I’m 20 now and over the last few years, several things have happened. I realised just how curious I was about how I and so many people around me had got into this tangled mess of not knowing who we were or where we were going. I started meeting people, Chris not the least among them, who seemed to have worked out some answers. Prompted by them I started to try to define the root causes. I’ve had some really wonderful friendships with others, which have reminded me that despite shutting myself down for most of my adolescence, my thoughts and feelings are valid – everyone deserves to have theirs heard and appreciated, and I’ve learnt so much from listening to other people’s too. I’m still in the process of realising just how uneasy I am with my own company – I was constantly after some kind of distraction, whether it was music, something to do, or another person, to avoid confronting how far I was from feeling at peace.

More honesty and confidence have meant more human connection, and I’m better able than ever before to be there for other people, although that’s something I hope I’m learning for a long time to come!

Lastly, the ache of missing writing got more intense than the fear of getting it all wrong, and though it was a forceful, mental process at first (and still is!) I’m embracing the prospect of failure. In a way, reading is a way of tapping into the same things that my relationship with Chris and the discovery process he’s guiding me through encourages: it’s a way of observing, analysing, and imagining, not only how things are now but how they might be better, which is where imagination comes in. It’s definitely helping me cotton on to things I already felt but didn’t know how to define, and I’m slowly but surely feeling like myself again. Sense and sensuality are returning, along with a lot of love for life and everyone in it – all in all, I am really excited about everything in store, and so grateful for the people I’ve met.

break through

Image courtesy of BraNewbs @ Flickr

Learning From Izzy – We’ve All Been Passionate Once…

By Chris Nash, Director & Senior Mentorship Coach, Lighthouse International 

How many people have you interacted with who you can say are genuinely passionate? Who is alive with a sense of creative possibility for life, or even just one aspect of it?

Wherever they are now, everyone that you have seen or met today used to be passionate at one point in their lives, even it was only when they were 4-years-old when every day was a phenomenal adventure!

So no matter how you feel today or how anyone else does, we should never lose touch with this. We speak about the ‘exuberance of youth’ as if it’s something that gets taken away from us at a certain date, but the reality is that it needs constant nurture, encouragement and care. It needs to be treasured and encouraged, otherwise it gets lost in the haze of other people’s expectations and judgements.

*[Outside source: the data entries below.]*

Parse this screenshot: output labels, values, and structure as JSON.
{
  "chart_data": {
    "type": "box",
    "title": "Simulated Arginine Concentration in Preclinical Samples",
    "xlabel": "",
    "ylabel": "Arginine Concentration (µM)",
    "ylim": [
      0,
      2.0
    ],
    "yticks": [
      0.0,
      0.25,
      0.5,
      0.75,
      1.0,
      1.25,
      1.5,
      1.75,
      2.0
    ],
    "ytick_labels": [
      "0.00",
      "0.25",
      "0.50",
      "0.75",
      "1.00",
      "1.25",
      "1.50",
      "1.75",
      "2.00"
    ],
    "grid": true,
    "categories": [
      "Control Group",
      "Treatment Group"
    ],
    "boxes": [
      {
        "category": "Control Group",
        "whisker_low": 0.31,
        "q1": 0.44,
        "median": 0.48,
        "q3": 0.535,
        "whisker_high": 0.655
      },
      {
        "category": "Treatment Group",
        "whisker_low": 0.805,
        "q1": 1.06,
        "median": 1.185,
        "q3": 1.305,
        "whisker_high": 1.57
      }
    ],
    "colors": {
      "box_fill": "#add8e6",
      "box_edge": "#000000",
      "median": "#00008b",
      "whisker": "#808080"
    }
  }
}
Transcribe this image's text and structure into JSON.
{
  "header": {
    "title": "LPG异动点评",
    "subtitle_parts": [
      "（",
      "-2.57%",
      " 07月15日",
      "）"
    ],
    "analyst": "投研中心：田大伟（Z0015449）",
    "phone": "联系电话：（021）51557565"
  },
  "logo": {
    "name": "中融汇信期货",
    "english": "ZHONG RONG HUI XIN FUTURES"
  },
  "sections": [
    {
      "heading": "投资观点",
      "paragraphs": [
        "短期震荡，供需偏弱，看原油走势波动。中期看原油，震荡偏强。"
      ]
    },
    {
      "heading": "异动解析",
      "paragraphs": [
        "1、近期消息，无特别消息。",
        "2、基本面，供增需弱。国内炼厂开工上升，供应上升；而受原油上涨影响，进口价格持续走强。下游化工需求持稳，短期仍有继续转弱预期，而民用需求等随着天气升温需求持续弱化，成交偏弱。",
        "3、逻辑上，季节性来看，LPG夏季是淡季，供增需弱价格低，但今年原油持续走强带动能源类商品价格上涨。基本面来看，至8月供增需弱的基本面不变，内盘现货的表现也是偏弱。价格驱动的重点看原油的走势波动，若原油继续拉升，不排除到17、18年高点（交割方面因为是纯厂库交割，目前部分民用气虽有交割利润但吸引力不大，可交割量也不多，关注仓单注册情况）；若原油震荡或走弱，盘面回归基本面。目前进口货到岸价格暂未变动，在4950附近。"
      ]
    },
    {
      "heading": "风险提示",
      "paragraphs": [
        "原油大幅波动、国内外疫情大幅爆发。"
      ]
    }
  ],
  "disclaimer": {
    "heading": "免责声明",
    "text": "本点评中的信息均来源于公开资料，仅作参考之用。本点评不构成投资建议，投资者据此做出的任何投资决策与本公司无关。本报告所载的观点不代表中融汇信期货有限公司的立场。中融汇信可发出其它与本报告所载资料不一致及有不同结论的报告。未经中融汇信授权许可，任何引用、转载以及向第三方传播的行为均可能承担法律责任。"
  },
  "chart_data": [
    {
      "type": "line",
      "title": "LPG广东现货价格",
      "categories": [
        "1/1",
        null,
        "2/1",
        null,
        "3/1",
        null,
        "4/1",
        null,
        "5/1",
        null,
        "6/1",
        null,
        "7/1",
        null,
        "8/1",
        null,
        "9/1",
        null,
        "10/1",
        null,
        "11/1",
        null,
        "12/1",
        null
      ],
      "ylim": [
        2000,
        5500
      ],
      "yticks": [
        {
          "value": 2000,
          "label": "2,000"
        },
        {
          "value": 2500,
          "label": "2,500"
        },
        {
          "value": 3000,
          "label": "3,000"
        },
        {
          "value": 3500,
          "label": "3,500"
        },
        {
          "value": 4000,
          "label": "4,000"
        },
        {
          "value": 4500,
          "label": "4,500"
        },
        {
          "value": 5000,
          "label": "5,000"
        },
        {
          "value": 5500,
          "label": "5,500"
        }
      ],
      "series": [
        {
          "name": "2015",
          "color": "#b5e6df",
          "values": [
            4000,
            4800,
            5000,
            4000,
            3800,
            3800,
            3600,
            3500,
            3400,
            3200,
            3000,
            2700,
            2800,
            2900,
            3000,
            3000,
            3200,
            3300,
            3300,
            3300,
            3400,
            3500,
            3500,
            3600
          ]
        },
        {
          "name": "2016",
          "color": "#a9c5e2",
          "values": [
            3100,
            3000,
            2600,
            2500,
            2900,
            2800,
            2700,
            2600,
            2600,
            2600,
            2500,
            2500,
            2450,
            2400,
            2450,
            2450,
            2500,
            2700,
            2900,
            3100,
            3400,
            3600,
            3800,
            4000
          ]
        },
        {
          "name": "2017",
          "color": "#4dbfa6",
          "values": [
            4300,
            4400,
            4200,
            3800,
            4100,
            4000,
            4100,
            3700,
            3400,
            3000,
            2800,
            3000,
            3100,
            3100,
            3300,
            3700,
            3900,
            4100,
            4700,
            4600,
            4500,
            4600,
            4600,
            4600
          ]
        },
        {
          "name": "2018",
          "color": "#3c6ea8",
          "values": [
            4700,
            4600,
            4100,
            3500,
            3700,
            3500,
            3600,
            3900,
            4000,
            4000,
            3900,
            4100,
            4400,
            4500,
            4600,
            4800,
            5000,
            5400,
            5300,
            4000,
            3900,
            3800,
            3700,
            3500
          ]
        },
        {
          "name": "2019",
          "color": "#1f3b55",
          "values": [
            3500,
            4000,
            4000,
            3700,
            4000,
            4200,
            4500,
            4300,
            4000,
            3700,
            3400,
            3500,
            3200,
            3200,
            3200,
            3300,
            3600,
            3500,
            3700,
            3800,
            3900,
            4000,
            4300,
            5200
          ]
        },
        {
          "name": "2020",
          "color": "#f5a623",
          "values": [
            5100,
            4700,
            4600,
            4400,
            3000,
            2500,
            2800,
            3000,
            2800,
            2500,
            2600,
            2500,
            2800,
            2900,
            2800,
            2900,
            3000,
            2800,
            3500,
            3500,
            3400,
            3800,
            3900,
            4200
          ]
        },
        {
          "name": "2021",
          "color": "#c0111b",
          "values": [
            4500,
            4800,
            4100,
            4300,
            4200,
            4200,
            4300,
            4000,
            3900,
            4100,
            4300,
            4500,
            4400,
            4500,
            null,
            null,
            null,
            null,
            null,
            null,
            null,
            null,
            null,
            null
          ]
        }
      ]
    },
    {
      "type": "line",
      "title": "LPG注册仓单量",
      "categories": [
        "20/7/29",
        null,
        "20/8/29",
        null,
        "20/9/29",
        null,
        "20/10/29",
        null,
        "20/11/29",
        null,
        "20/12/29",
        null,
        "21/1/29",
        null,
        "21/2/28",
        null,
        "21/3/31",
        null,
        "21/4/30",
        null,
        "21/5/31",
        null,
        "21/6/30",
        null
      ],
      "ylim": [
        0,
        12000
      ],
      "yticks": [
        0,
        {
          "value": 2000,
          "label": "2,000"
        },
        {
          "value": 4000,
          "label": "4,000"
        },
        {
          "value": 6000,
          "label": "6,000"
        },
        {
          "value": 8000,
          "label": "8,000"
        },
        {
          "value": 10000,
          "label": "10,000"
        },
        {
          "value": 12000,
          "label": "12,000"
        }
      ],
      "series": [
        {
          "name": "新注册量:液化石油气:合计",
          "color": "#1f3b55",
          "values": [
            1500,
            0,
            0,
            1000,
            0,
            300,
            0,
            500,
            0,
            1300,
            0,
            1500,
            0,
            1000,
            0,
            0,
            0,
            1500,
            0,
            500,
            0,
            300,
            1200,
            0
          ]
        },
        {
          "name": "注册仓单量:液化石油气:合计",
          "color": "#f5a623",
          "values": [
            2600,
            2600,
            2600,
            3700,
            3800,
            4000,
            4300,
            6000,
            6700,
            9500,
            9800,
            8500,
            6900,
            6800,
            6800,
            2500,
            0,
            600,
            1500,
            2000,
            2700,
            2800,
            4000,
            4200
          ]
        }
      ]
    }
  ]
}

When I first met Izzy she struck me as one of the most enthusiastic as well as nervous people I’d ever met all rolled into one! It is really lovely to see her reacquainting herself with that part of her that was suppressed for fear of it not being acceptable to someone else, and through all of that she became unacceptable to herself! I certainly know that one well…

So for me the biggest opportunity here is to really challenge ourselves with questions like…

1. What kind of life are you leading?
(Are you driven by meaning and purpose or does it feel like you’re stuck in a bit of a rut?)

2. How do you feel every day?
(Happy? Down? Like you’re going through the motions?)

3. How would you like to feel?
(Passionate? Excited? Joyful?)

4. What have you lost touch with?
(That excitement and adventure for life? That passion you used to have at school or university?)

No story you sell yourself about why you are where you are will ever be able to cover up your soul’s yearning to be everything you have the potential to be….

What passion are you yearning to rediscover in your own life?